YOU AGREED PAINTING WAS A COMMITMENT TO THE LONG GAME & FREEDOM TO DO ANYTHING & EVERYTHING WITHIN THE LIMITATIONS OF THE MEDIUM. BUT YOU LIKED CERTAIN THINGS & FEARED OTHERS.
You ask: How do you see your paintings anew after kissing them for so long, so hard, faces pressed together so nose hairs, blackheads & eyelashes become a forest of black inking the feet of rainbows, until the sun breaks through those flexing & fluttering mascara muscles, its light washing away narrow vision to dilate everything with certainty, deplorably whole. Done.
Words & images is how you are going to play it, the game that is. You want to make paintings that are visually full & instant but also incremental in their reading.
You want you to say the Word, to imbibe the Word, drink back the Word so it becomes an embodiment of your experience of looking & reading. The best example you can give is the first page of Nabokov's Lolita where the author gets you to perversely & aggressively swallow the name “Lolita” in your reading by parsing the word, limb by limb, limb from limb, thereby implicating you in its implication.
Putting words in your mouth.

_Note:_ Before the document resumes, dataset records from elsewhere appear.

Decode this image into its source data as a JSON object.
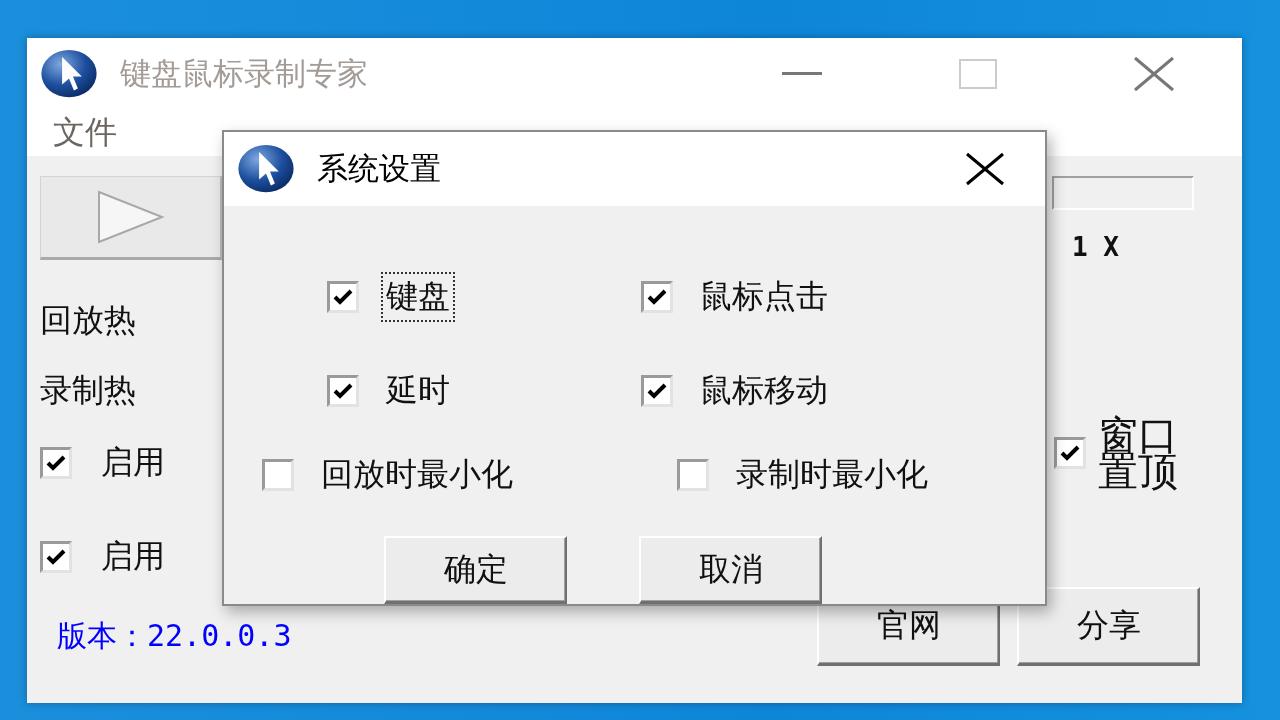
{
  "main_window": {
    "title": "键盘鼠标录制专家",
    "active": false,
    "menu": [
      "文件"
    ],
    "hotkey_labels": [
      "回放热",
      "录制热"
    ],
    "enable_options": [
      {
        "label": "启用",
        "checked": true
      },
      {
        "label": "启用",
        "checked": true
      }
    ],
    "speed": "1 X",
    "topmost": {
      "label": "窗口置顶",
      "checked": true
    },
    "version": "版本：22.0.0.3",
    "buttons": [
      "官网",
      "分享"
    ]
  },
  "dialog": {
    "title": "系统设置",
    "options": [
      {
        "label": "键盘",
        "checked": true,
        "focused": true
      },
      {
        "label": "鼠标点击",
        "checked": true,
        "focused": false
      },
      {
        "label": "延时",
        "checked": true,
        "focused": false
      },
      {
        "label": "鼠标移动",
        "checked": true,
        "focused": false
      },
      {
        "label": "回放时最小化",
        "checked": false,
        "focused": false
      },
      {
        "label": "录制时最小化",
        "checked": false,
        "focused": false
      }
    ],
    "buttons": [
      "确定",
      "取消"
    ]
  }
}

You are a giver if anything.
“Make of it what you will” the delicate handover from you who claims no responsibility for the reading & implication of your work is understandable. The baggage that you bring to the work determines a unique perspective. That is why consensus catches on your tongue, consensus being something that grows & accumulates by way of sheep rather than shepherds. “You are free to make of it what you will” is worse still. Condemned to be free in consciousness & choice is what kept Sartre up all night in letters & by-proxi politics. But this is what your press release condemns you to do. “You are free to make of it what you will” is not a democratic statement, but a handing over of responsibility, a responsibility that you ought wield not yield to the vagaries of your language. This is your art. It ought to be serious, precise, deliberate & aggressive in its delivery & desire if your radical gut is to be turned over, & you overturned.